PROVE TECNICHE DI TRASMISSIONE
Essendo nato a Cisano Bergamasco e non a Nazareth, in soli quattro giorni non poteva riuscire a Donadoni di risvegliare del tutto un “Lazzaro” Napoli che per rialzarsi e camminare come in passato ha bisogno ancora di percorrere alcuni passaggi. Quantomeno, però, va sottolineato di aver intravisto una piccola scossa psicologica nella squadra, che nel secondo tempo ha mostrato una voglia di combattere e di reagire che nelle ultime 9 partite non si era quasi mai vista. Riorganizzare una difesa autrice di soventi svarioni, inculcare una mentalità che privilegi finalmente l’allargamento del gioco senza ricorrere sistematicamente al lancio lungo a scavalcare il centrocampo, non sarà facile farlo da un giorno all’altro. Ma oggi Donadoni, anche per quanto ha fatto vedere a bordocampo, ha dimostrato di voler gettare le basi per costruire un castello solido in futuro. Un castello di cui hanno dimostrato di voler essere trascinatori Blasi e Lavezzi, nonostante il primo tempo opaco di quest’ultimo. Nei secondi 45 minuti, infatti, si è rivisto quel calciatore che fino ad un mese e mezzo fa ha infiammato i cuori dei tifosi partenopei.

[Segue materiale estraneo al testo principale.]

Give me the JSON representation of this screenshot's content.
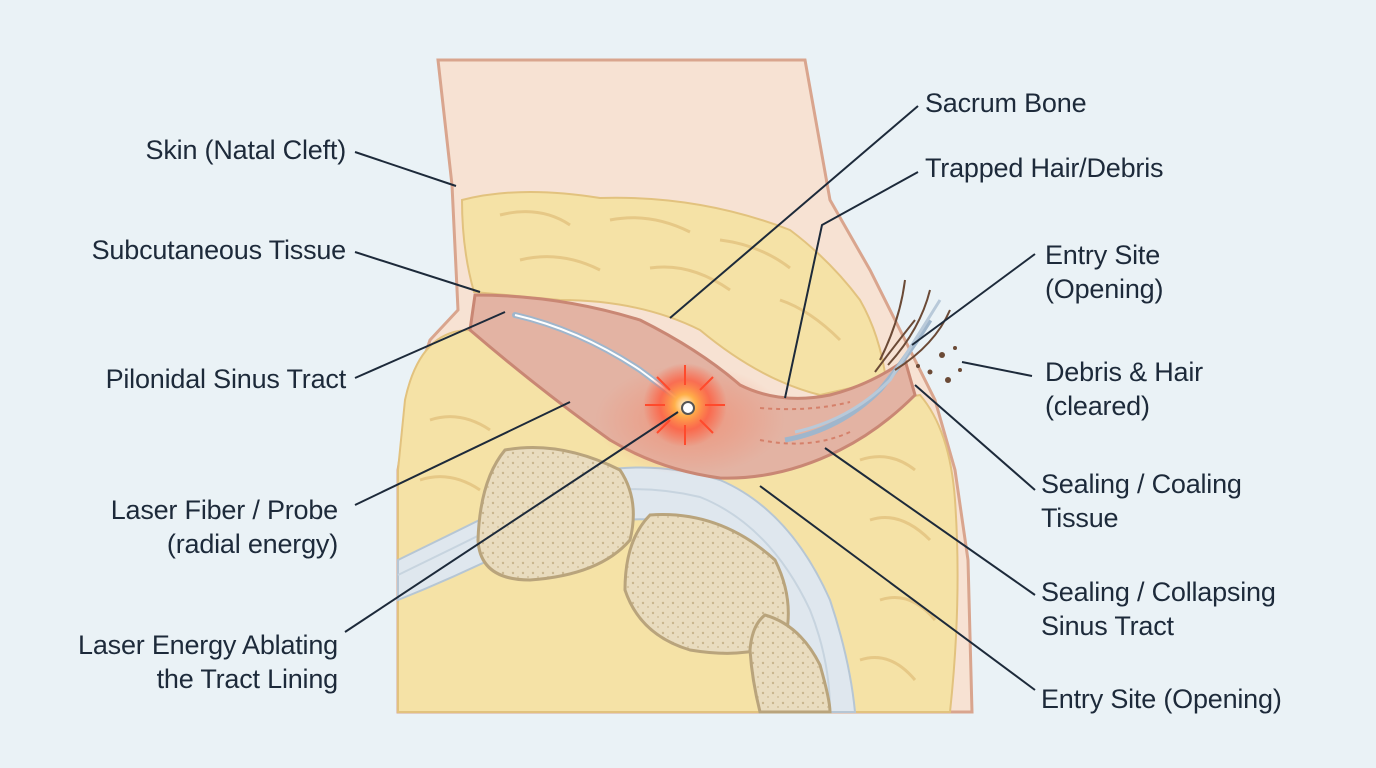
{
  "labels": {
    "skin": [
      "Skin (Natal Cleft)"
    ],
    "subcutaneous": [
      "Subcutaneous Tissue"
    ],
    "sinus_tract": [
      "Pilonidal Sinus Tract"
    ],
    "laser_fiber": [
      "Laser Fiber / Probe",
      "(radial energy)"
    ],
    "laser_energy": [
      "Laser Energy Ablating",
      "the Tract Lining"
    ],
    "sacrum": [
      "Sacrum Bone"
    ],
    "trapped_hair": [
      "Trapped Hair/Debris"
    ],
    "entry_site_top": [
      "Entry Site",
      "(Opening)"
    ],
    "debris_cleared": [
      "Debris & Hair",
      "(cleared)"
    ],
    "sealing_coaling": [
      "Sealing / Coaling",
      "Tissue"
    ],
    "sealing_collapsing": [
      "Sealing / Collapsing",
      "Sinus Tract"
    ],
    "entry_site_bottom": [
      "Entry Site (Opening)"
    ]
  },
  "colors": {
    "background": "#eaf2f6",
    "skin": "#f6dfd0",
    "fat": "#f5e2a6",
    "tract": "#e3b3a3",
    "bone": "#e9dfc6",
    "laser": "#ff5a3c",
    "probe": "#9fb6cc",
    "leader_line": "#1d2a3a"
  }
}
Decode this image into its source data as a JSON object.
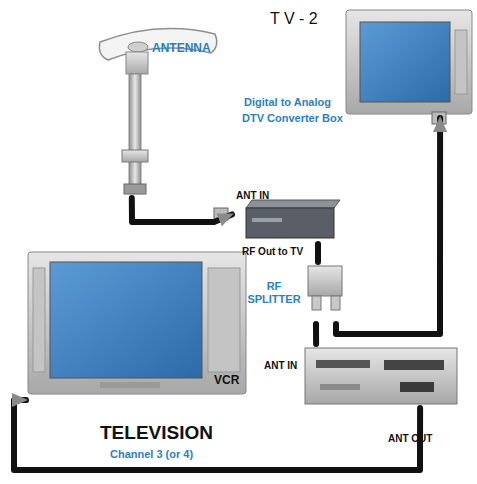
{
  "diagram": {
    "nodes": [
      {
        "text": [
          "ANTENNA"
        ]
      },
      {
        "text": [
          "T V - 2"
        ]
      },
      {
        "text": [
          "Digital to Analog",
          "DTV Converter Box"
        ]
      },
      {
        "text": [
          "RF SPLITTER"
        ]
      },
      {
        "text": [
          "VCR"
        ]
      },
      {
        "text": [
          "TELEVISION",
          "Channel 3 (or 4)"
        ]
      }
    ],
    "edges": [
      {
        "from": 0,
        "to": 2,
        "arrow": "to"
      },
      {
        "from": 2,
        "to": 3,
        "arrow": "none"
      },
      {
        "from": 3,
        "to": 1,
        "arrow": "to"
      },
      {
        "from": 3,
        "to": 4,
        "arrow": "none"
      },
      {
        "from": 4,
        "to": 5,
        "arrow": "to"
      }
    ],
    "labels": [
      "ANT IN",
      "RF Out to TV",
      "ANT IN",
      "ANT OUT"
    ]
  }
}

La novità più importante del giorno, però, tralasciando gli aspetti tecnici che dopo appena quattro giorni di nuova gestione lasciano il tempo che trovano, è quella che Aurelio De Laurentiis ha confermato la sua piena consapevolezza e volontà di prendere in mano in prima persona la situazione, non delegando più la gestione della società in toto a Marino che in questi mesi ha esaurito molti bonus di riconoscenza che il presidente azzurro aveva nei suoi confronti. Mai, infatti, in quattro anni e mezzo di gestione si era visto il presidentissimo così presente tanto da sedersi in panchina con in dosso il giubbotto azzurro della società. Forse si è davvero ad una svolta nel progetto-Napoli, che da giugno comincerà il suo secondo quinquennio. Non sarà più un “Marino contro tutti”, ma le scelte saranno prese di comune accordo con De Laurentiis e con Donadoni, che di sicuro non accetterà passivamente tutte le scelte tecniche pensate dal dg irpino. Intanto il punto conquistato a Reggio, oltre ad una ventata di ottimismo per aver interrotto una striscia a dir poco negativa, soprattutto lontano dalle mura amiche, porta in dote anche la salvezza virtuale, considerato che a 10 partite dal termine del campionato sono ormai ben 12 le lunghezze di vantaggio sulla zona pericolo rappresentata dal Torino, terzultimo in classifica. Ed ora domenica c’è la grande occasione di togliersi uno sfizio e regalare una gioia al pubblico del San Paolo dopo tante delusioni, magari battendo proprio quel Milan di cui Donadoni rappresenta un pezzo di storia.